If you are working at a B2B job, you have definitely experienced the following cases: 2 companies compete with each other to get one client. Company #1 has extensive experience in the sector of the client. However, company #2 has almost no experience in the sector of the client. Both companies offer more or less the same price. But against all odds, company #2 wins the client. This sounds weird, doesn’t it? Actually, no it doesn’t; because clients consider further criteria beyond price and technical competencies while making decisions. At this point, “perception management” takes stage. We can conclude for the aforementioned example that company #2 achieved a better perception management.
“Brand is just a perception and perception will match reality over time.” Elon Musk
I would like to give another example for perception management, this time from B2C. This is one of the cases I use rarely out of the sector, because of its very impressive outcomes. As you all know, there has been a keen competition between Coca-Cola and Pepsi for years. Pepsi marketing team launched an awesome campaign (and it is still ongoing) in 1975: “The Pepsi Challenge”. As we are all familiar, it was a blind taste test of Coca-Cola and Pepsi on the streets. The results were amazing; 57% of the people who participated in the blind taste test liked Pepsi better. However, despite the results, the campaign could not lead to a commercial success; Pepsi could not take over even half of the cola market. Because consumers had an emotional connection with Coca-Cola. To be able to understand the connection, neuroscientists from US made some researches.
The issue comes to neuromarketing; so, I would like to define neuromarketing in the first place. Neuromarketing can be defined as a field, employing neuroscientific methods to objectively investigate and understand consumer behaviours. The reason for the researchers to adopt neuroscientific methods, instead of directly asking people about their choices is that individuals cannot or will not express their preferences in many cases. Thus, neuromarketing experts prefer using brain imaging tools which are based on collecting and monitoring signals resulting from the brain activities of subjects during a task for marketing objectives.
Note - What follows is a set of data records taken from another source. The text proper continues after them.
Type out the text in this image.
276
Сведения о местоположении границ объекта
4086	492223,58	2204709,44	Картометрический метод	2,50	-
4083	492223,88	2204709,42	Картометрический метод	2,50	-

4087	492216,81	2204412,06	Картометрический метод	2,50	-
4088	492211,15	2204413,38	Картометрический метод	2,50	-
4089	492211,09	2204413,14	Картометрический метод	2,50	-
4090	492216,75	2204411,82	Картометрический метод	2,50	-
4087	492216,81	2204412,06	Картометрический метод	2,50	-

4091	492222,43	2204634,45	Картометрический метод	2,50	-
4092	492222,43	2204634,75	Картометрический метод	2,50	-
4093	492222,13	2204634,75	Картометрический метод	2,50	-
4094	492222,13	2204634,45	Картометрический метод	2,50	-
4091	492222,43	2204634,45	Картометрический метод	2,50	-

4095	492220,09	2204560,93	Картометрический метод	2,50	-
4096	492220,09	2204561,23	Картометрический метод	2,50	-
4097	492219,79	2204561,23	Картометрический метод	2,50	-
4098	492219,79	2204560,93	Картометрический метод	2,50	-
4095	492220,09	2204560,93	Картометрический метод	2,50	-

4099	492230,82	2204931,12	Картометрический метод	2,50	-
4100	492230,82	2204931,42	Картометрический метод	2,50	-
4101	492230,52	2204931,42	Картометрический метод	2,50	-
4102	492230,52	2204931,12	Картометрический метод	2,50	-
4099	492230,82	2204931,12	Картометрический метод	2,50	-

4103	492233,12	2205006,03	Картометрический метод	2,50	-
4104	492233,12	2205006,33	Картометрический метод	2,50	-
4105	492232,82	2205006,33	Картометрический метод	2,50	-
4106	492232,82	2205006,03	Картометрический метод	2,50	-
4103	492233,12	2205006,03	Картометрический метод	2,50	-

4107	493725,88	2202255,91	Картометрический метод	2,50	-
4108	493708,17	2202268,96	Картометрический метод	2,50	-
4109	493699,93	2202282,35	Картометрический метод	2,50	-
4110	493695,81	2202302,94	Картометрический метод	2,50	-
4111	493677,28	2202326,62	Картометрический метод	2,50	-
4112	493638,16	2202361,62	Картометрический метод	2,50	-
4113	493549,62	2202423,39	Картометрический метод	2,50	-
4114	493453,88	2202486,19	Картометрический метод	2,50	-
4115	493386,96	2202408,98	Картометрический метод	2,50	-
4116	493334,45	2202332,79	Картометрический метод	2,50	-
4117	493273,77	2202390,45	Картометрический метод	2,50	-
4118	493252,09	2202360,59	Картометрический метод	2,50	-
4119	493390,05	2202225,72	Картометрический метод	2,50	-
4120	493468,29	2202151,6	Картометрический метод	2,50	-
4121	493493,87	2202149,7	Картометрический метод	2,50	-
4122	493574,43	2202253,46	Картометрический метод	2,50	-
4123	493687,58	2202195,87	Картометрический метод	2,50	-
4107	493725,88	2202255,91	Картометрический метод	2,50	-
“People don't think how they feel, they don't say what they think and they don't do what they say.” David Ogilvy
So, American neuroscientists decided to make an experiment on the cola wars, which led to interesting outcomes. They poured Coca-Cola to one glass and Pepsi to another. There were no indicative tags, signals, etc. on the glasses. So, half of the subjects stated they liked the drink in glass filled with Coca-Cola, while the other half stated they liked the one filled with Pepsi. The same subjects were tested half an hour later. However, this time the glasses were tagged with the name of the drinks. The glass filled with Coca-Cola had Coca-Cola tag, while the glass filled with Pepsi had Pepsi tag on it. This time, 75% of the subjects liked the taste of Coca-Cola better; and 25% preferred Pepsi. As a result of the research, neuroscientists and neuromarketing experts concluded that consumers dramatic shift of preference to Coca-Cola, despite the fact that the tastes of Coca-Cola and Pepsi do not significantly differ from each other, depends on the perception of consumers created by Coca-Cola in time.
So, the case can be adapted to B2B ecosystem as follows: You may submit a technically better offer than your competition to get the client; however, that does not mean you are going to win the competition. If your competition is better in perception management, as in cola case, they can easily outclass you.